Updated 10:53 AM PHT Thu, November 5, 2015
Metro Manila (CNN Philippines) — Numerous passengers — foreigners included — have been complaining in the recent weeks of being framed for possession of live ammunition in their luggage in various Philippine airports.
The Philippine National Police-Aviation Security Group (PNP-AVSeG) recorded 30 alleged cases of "tanim bala" [planting of bullets in luggage] or "laglag bala" [dropping of bullets in luggage] from January to November 2015, while the Manila International Airport Authority (MIAA) recorded five alleged cases in the past two weeks.
Presidential Communications Operations Office (PCOO) Secretary Herminio Coloma Jr. earlier called the reported cases as isolated, but he said the government was investigating the matter.
The "tanim bala" scheme allegedly involves airport security officials who plant live ammunition in order to extort an exorbitant amount of money from the passenger caught with the planted bullet inside their luggage.
Under Republic Act 10591, it's unlawful for anyone to possess or buy firearms and ammunition without the license to do so.
To avoid falling prey to the "tanim bala" scheme, Joseph Plazo of Plazo Associates Law shared his tips as a lawyer on how you can protect your luggage and how you can practice your legal rights if you become a victim of the alleged scam.
Use hard-case luggage, avoid bags that have external pockets
Some concerned citizens have posted videos of how easy it is to pry open the zippers of a padlocked luggage; all it will need is a ballpoint pen to dislodge the zipper to open the bag with locks and you won't even know that your luggage was tampered.
Plazo advised travelers to choose a hard-case luggage sealed with heavy-duty padlocks, so the passenger would easily know if their bags had been tampered.
He also suggested using luggage without external pockets. If it has external pockets — no matter how small or seemingly hidden — don't forget to secure it with heavy-duty padlocks.
Wrap your entire luggage in cling wrap
If you already have a luggage that is not a hard case, you can still opt to use it, but add a tightly-wrapped layer of cling wrap around your luggage for safety.
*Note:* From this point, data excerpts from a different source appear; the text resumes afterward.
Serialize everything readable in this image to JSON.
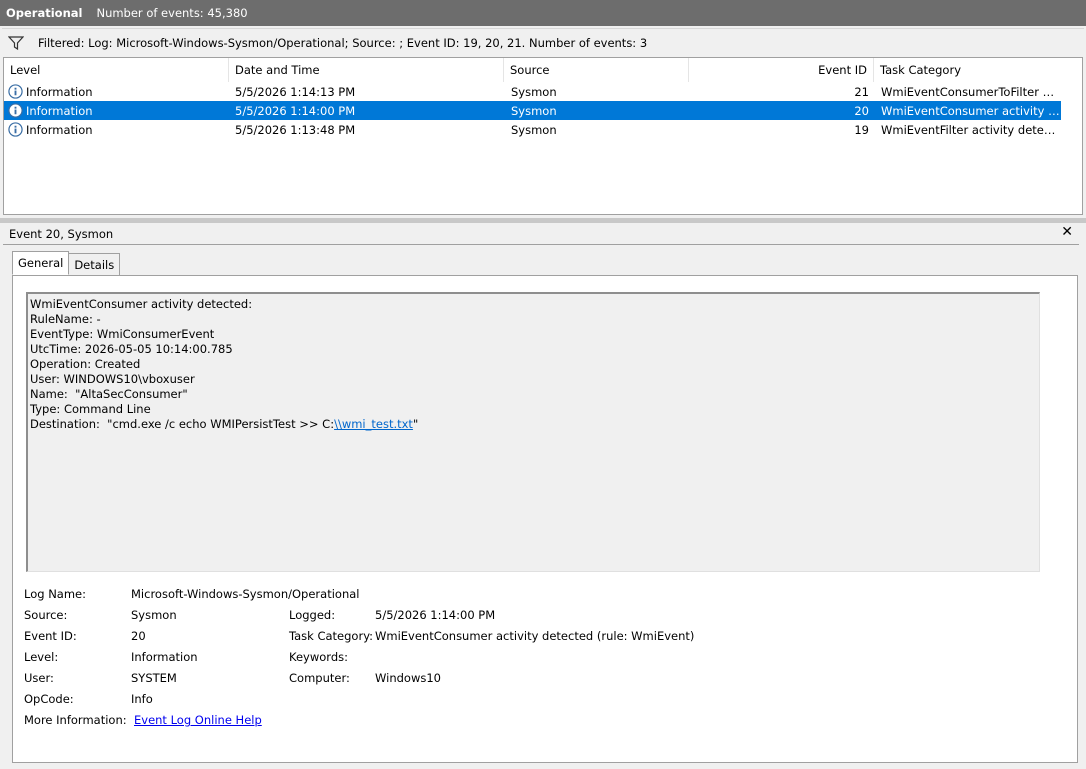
{
  "titlebar": {
    "log_name": "Operational",
    "event_count": "Number of events: 45,380"
  },
  "filter": {
    "icon": "filter-icon",
    "text": "Filtered: Log: Microsoft-Windows-Sysmon/Operational; Source: ; Event ID: 19, 20, 21. Number of events: 3"
  },
  "list": {
    "columns": [
      "Level",
      "Date and Time",
      "Source",
      "Event ID",
      "Task Category"
    ],
    "rows": [
      {
        "level": "Information",
        "datetime": "5/5/2026 1:14:13 PM",
        "source": "Sysmon",
        "event_id": "21",
        "task": "WmiEventConsumerToFilter act...",
        "selected": false
      },
      {
        "level": "Information",
        "datetime": "5/5/2026 1:14:00 PM",
        "source": "Sysmon",
        "event_id": "20",
        "task": "WmiEventConsumer activity dete...",
        "selected": true
      },
      {
        "level": "Information",
        "datetime": "5/5/2026 1:13:48 PM",
        "source": "Sysmon",
        "event_id": "19",
        "task": "WmiEventFilter activity detecte...",
        "selected": false
      }
    ]
  },
  "detail": {
    "header": "Event 20, Sysmon",
    "close_label": "✕",
    "tabs": [
      "General",
      "Details"
    ],
    "message": {
      "lines": [
        "WmiEventConsumer activity detected:",
        "RuleName: -",
        "EventType: WmiConsumerEvent",
        "UtcTime: 2026-05-05 10:14:00.785",
        "Operation: Created",
        "User: WINDOWS10\\vboxuser",
        "Name:  \"AltaSecConsumer\"",
        "Type: Command Line"
      ],
      "destination_prefix": "Destination:  \"cmd.exe /c echo WMIPersistTest >> C:",
      "destination_link": "\\\\wmi_test.txt",
      "destination_suffix": "\""
    },
    "props": {
      "log_name_label": "Log Name:",
      "log_name": "Microsoft-Windows-Sysmon/Operational",
      "source_label": "Source:",
      "source": "Sysmon",
      "logged_label": "Logged:",
      "logged": "5/5/2026 1:14:00 PM",
      "event_id_label": "Event ID:",
      "event_id": "20",
      "task_label": "Task Category:",
      "task": "WmiEventConsumer activity detected (rule: WmiEvent)",
      "level_label": "Level:",
      "level": "Information",
      "keywords_label": "Keywords:",
      "keywords": "",
      "user_label": "User:",
      "user": "SYSTEM",
      "computer_label": "Computer:",
      "computer": "Windows10",
      "opcode_label": "OpCode:",
      "opcode": "Info",
      "more_info_label": "More Information:",
      "more_info_link": "Event Log Online Help"
    }
  },
  "colors": {
    "selection": "#0078d7",
    "titlebar": "#6d6d6d",
    "link": "#0066cc",
    "info_icon": "#3a6ea5"
  }
}
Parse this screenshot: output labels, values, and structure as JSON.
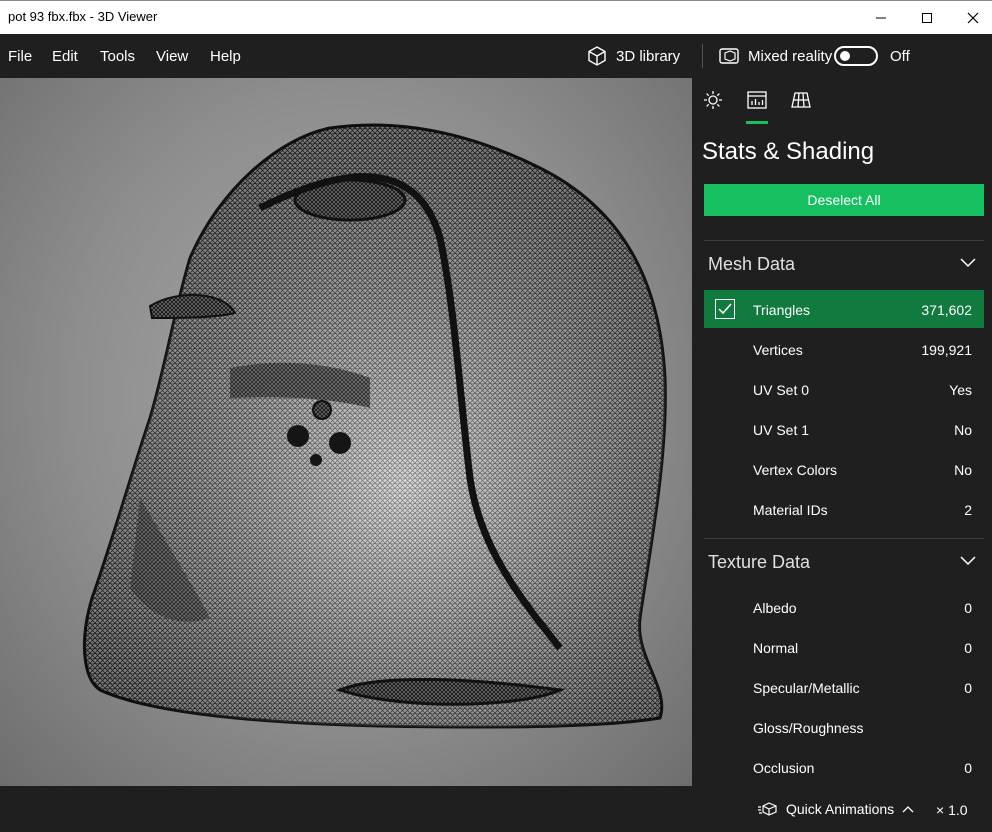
{
  "window": {
    "title": "pot 93 fbx.fbx - 3D Viewer"
  },
  "menu": {
    "items": [
      "File",
      "Edit",
      "Tools",
      "View",
      "Help"
    ]
  },
  "toolbar": {
    "library_label": "3D library",
    "mixed_reality_label": "Mixed reality",
    "toggle_state": "Off"
  },
  "panel": {
    "tabs": [
      "lighting-icon",
      "stats-icon",
      "grid-icon"
    ],
    "title": "Stats & Shading",
    "deselect_label": "Deselect All",
    "mesh_section": {
      "label": "Mesh Data",
      "rows": [
        {
          "name": "Triangles",
          "value": "371,602",
          "checked": true
        },
        {
          "name": "Vertices",
          "value": "199,921"
        },
        {
          "name": "UV Set 0",
          "value": "Yes"
        },
        {
          "name": "UV Set 1",
          "value": "No"
        },
        {
          "name": "Vertex Colors",
          "value": "No"
        },
        {
          "name": "Material IDs",
          "value": "2"
        }
      ]
    },
    "texture_section": {
      "label": "Texture Data",
      "rows": [
        {
          "name": "Albedo",
          "value": "0"
        },
        {
          "name": "Normal",
          "value": "0"
        },
        {
          "name": "Specular/Metallic",
          "value": "0"
        },
        {
          "name": "Gloss/Roughness",
          "value": ""
        },
        {
          "name": "Occlusion",
          "value": "0"
        }
      ]
    }
  },
  "status": {
    "animations_label": "Quick Animations",
    "speed": "× 1.0"
  },
  "colors": {
    "accent": "#16c060",
    "selected_row": "#117a3e",
    "background": "#1f1f1f"
  }
}
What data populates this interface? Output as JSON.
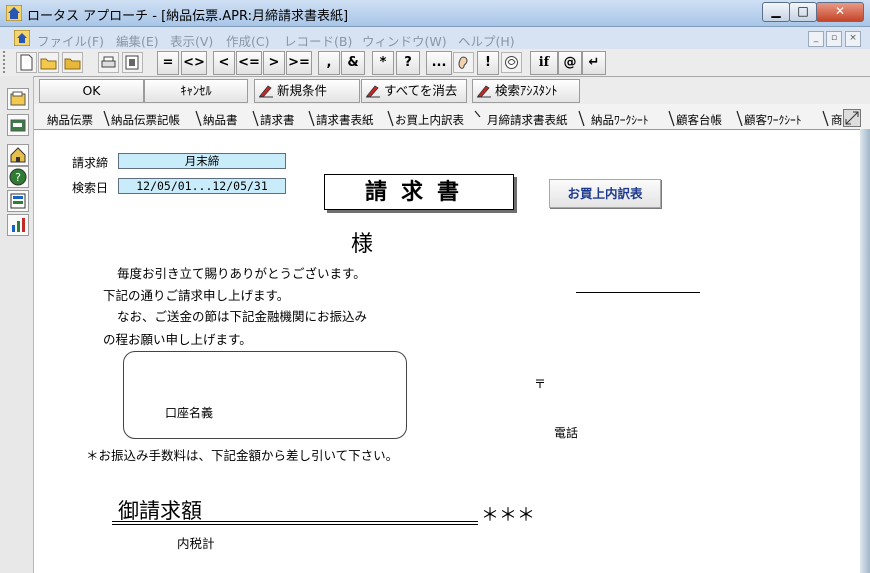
{
  "window": {
    "title": "ロータス アプローチ - [納品伝票.APR:月締請求書表紙]",
    "minimize": "▁",
    "maximize": "□",
    "close": "✕"
  },
  "menu": {
    "items": [
      "ファイル(F)",
      "編集(E)",
      "表示(V)",
      "作成(C)",
      "レコード(B)",
      "ウィンドウ(W)",
      "ヘルプ(H)"
    ],
    "mdi": [
      "_",
      "▫",
      "×"
    ]
  },
  "toolbar": {
    "ops": [
      "=",
      "<>",
      "<",
      "<=",
      ">",
      ">=",
      ",",
      "&",
      "*",
      "?",
      "...",
      "!",
      "if",
      "@",
      "↵"
    ]
  },
  "actions": {
    "ok": "OK",
    "cancel": "ｷｬﾝｾﾙ",
    "new_condition": "新規条件",
    "clear_all": "すべてを消去",
    "search_assistant": "検索ｱｼｽﾀﾝﾄ"
  },
  "tabs": [
    "納品伝票",
    "納品伝票記帳",
    "納品書",
    "請求書",
    "請求書表紙",
    "お買上内訳表",
    "月締請求書表紙",
    "納品ﾜｰｸｼｰﾄ",
    "顧客台帳",
    "顧客ﾜｰｸｼｰﾄ",
    "商"
  ],
  "form": {
    "billing_cutoff_label": "請求締",
    "billing_cutoff_value": "月末締",
    "search_date_label": "検索日",
    "search_date_value": "12/05/01...12/05/31",
    "doc_title": "請求書",
    "purchase_breakdown_button": "お買上内訳表",
    "honorific": "様",
    "greeting_lines": [
      "毎度お引き立て賜りありがとうございます。",
      "下記の通りご請求申し上げます。",
      "なお、ご送金の節は下記金融機関にお振込み",
      "の程お願い申し上げます。"
    ],
    "account_holder_label": "口座名義",
    "postal_mark": "〒",
    "phone_label": "電話",
    "fee_note": "＊お振込み手数料は、下記金額から差し引いて下さい。",
    "amount_label": "御請求額",
    "amount_value": "＊＊＊",
    "tax_included_label": "内税計"
  }
}
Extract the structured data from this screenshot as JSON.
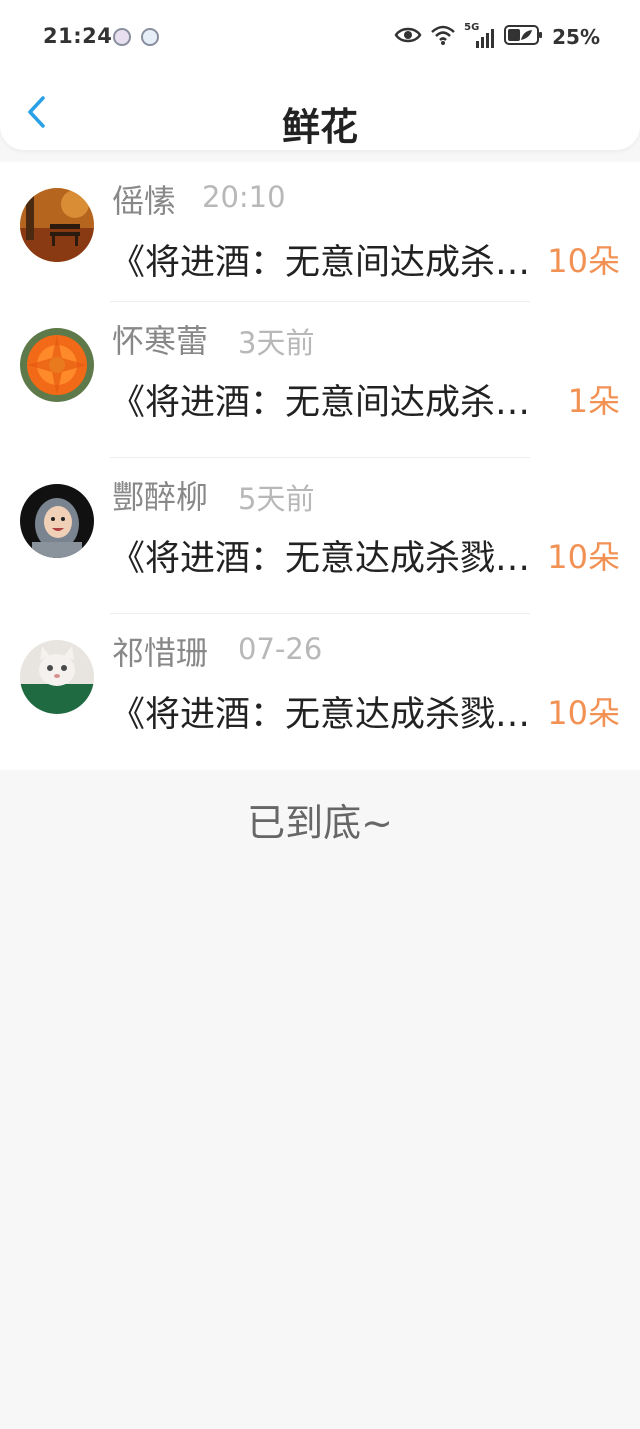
{
  "status_bar": {
    "time": "21:24",
    "notification_icons": [
      "app-notification-icon",
      "app-notification-icon"
    ],
    "right_icons": [
      "eye-icon",
      "wifi-icon",
      "cellular-5g-icon",
      "battery-icon"
    ],
    "network_label": "5G",
    "battery": "25%"
  },
  "header": {
    "back_icon": "chevron-left-icon",
    "title": "鲜花"
  },
  "items": [
    {
      "name": "傜愫",
      "time": "20:10",
      "message": "《将进酒：无意间达成杀戮成就",
      "count": "10朵"
    },
    {
      "name": "怀寒蕾",
      "time": "3天前",
      "message": "《将进酒：无意间达成杀戮成就",
      "count": "1朵"
    },
    {
      "name": "酆醉柳",
      "time": "5天前",
      "message": "《将进酒：无意达成杀戮成就",
      "count": "10朵"
    },
    {
      "name": "祁惜珊",
      "time": "07-26",
      "message": "《将进酒：无意达成杀戮成就",
      "count": "10朵"
    }
  ],
  "footer": {
    "end_text": "已到底~"
  },
  "colors": {
    "accent_back": "#2aa0e6",
    "count": "#f29154",
    "page_bg": "#f8f7f7"
  }
}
"Wrap the entire bag in plastic. The shrink wrap makes sticking in a bullet difficult," he said.
MIAA spokesperson Dave de Castro said that a new service to wrap travelers' bags is now available at airport terminals and a numbers of passengers had already availed of the service.
Let the officials go through your bag — but only in the presence of witnesses, a lawyer, and official's supervisor
Eric Apolonio, spokesperson of the Civil Aeronautics Association of the Philippines (CAAP), advised travelers to keep an eye on their luggage at all times, even as it goes through the airport security X-ray and walk-through metal detectors.
If an airport security employee claims to have seen a bullet in the X-ray of your luggage and insists that you are carrying contraband and proceeds to open your bag, Plazo said that you have the right to delay the opening of your bag until your lawyer, the airport official's supervisor, or third-party witnesses arrive.
When your lawyer, the official's supervisor, and witnesses are already with you, open the locks of your bag, and let the airport officials take it from there.
Plazo stressed that you should let the airport official go through the contents of your bag and find the alleged bullet seen in the X-ray, adding that if the bullets were planted, it will not bear your fingerprints.
"A bullet with none of your fingerprints sheds reasonable doubt on the possession of the said item," Plazo said.
You have the right to remain silent
Section 12 of the Philippine Bill of Rights in the 1987 Constitution clearly states that you have the right to remain silent.
Plazo added that, if the airport officials demand you to admit that you own the bullet found in your luggage, you can stand by your right to remain silent and that any admission you might be forced to make without the presence of a lawyer would be inadmissible in court.
Know your legal rights
Plazo reminded air passengers that no police officer can set bail, as only judges are empowered by law to set bail.
"Corrupt officials may say: 'Sir, you simply have to pay [extortion amount here], and we'll let you go.' This is a trap," Plazo said.
Public officers proved to have violated the Anti-Graft and Corrupt Practices Act RA 3019 will be punished by a fine or imprisonment.
If the airport officials detain you arbitrarily, Plazo said you have ammunition to fight back by filing a petition for a writ of habeas corpus or a complaint of arbitrary detention.
"Habeas corpus is a legal proceeding to obtain liberty. The remedy is proper where the rogue authorities have no probable cause nor basis to hold you, while arbitrary detention is a crime equivalent to illegal detention, more popularly known as kidnapping," Plazo stated.
CNN Philippines' Kristine de Guzman and Gerg Cahiles contributed to this report.